Over the years, I've enjoyed Bill Bryson's books set in Britain, America and Australia, so I was excited to see this new one: The Road to Little DribblingIts subtitle is More Notes From A Small Island, referring to the book he wrote twenty years ago about a trip around the country that he's adopted as his own.
He starts off writing in his distinctive style about how he got hit on the head by a parking barrier in Deauville, France, and in the days that followed as he got over it, started to wonder which English town was on the other side of the channel; it was Bognor Regis. This led him to decide to travel 'The Bryson Line' from Bognor to Cape Wrath to see what had changed since his trip in the 1990s.

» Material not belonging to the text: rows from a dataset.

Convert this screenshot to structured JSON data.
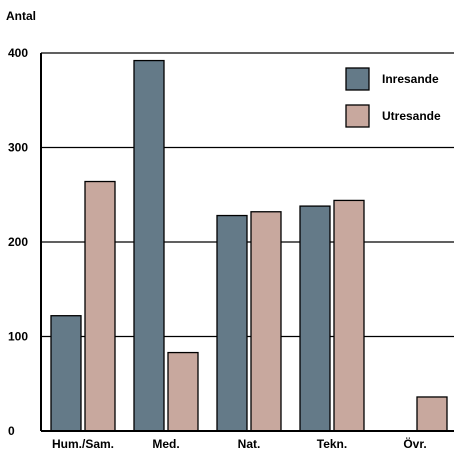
{
  "chart_data": {
    "type": "bar",
    "ylabel": "Antal",
    "categories": [
      "Hum./Sam.",
      "Med.",
      "Nat.",
      "Tekn.",
      "Övr."
    ],
    "series": [
      {
        "name": "Inresande",
        "color": "#647a88",
        "values": [
          122,
          392,
          228,
          238,
          0
        ]
      },
      {
        "name": "Utresande",
        "color": "#c8a89e",
        "values": [
          264,
          83,
          232,
          244,
          36
        ]
      }
    ],
    "ylim": [
      0,
      400
    ],
    "yticks": [
      "0",
      "100",
      "200",
      "300",
      "400"
    ],
    "grid": true,
    "legend": "top-right"
  }
}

The Bryson Line is merely a guide as he wanders from east to west, visiting places that take his fancy, all the way giving us many pieces of interesting information. For example, did you know that England has five different kinds of counties, or that Bryson lived next door to Ringo Starr for six months without even knowing it? But, I think, as he travels about the country, he gets more frustrated with the way things are going downhill, especially as he was President of the Campaign to Protect Rural England from 2007 to 2012, and at the beginning of the book, is about to take the test to become a British citizen!

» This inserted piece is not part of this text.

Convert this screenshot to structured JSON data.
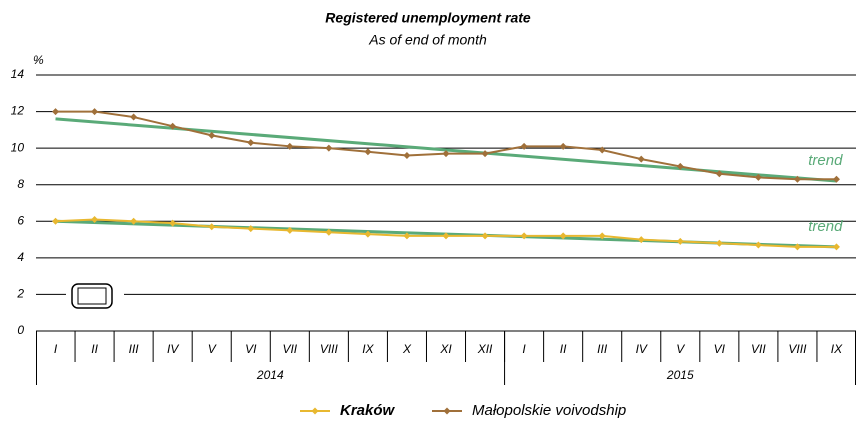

One weird thing happened on the morning of the 24th February. I'd just been reading about Bill Bryson's visit to Kinder Scout in the Lake District, the scene of The Mass Trespass in 1932 in which workers from Manchester and Sheffield walked over the moors in defiance of the Duke of Devonshire who had closed the land to them for his grouse shooting, and which led to the first National Park, when I turned on BBC Breakfast to find another famous Bill: Bill Turnbull, actually in the Peak District, talking about The Mass Trespass itself. I couldn't believe it!
The Road to Little Dribbling is an entertaining read, packed full of information, and I hope you will enjoy it as much as I did.
Which is your favourite Bill Bryson book?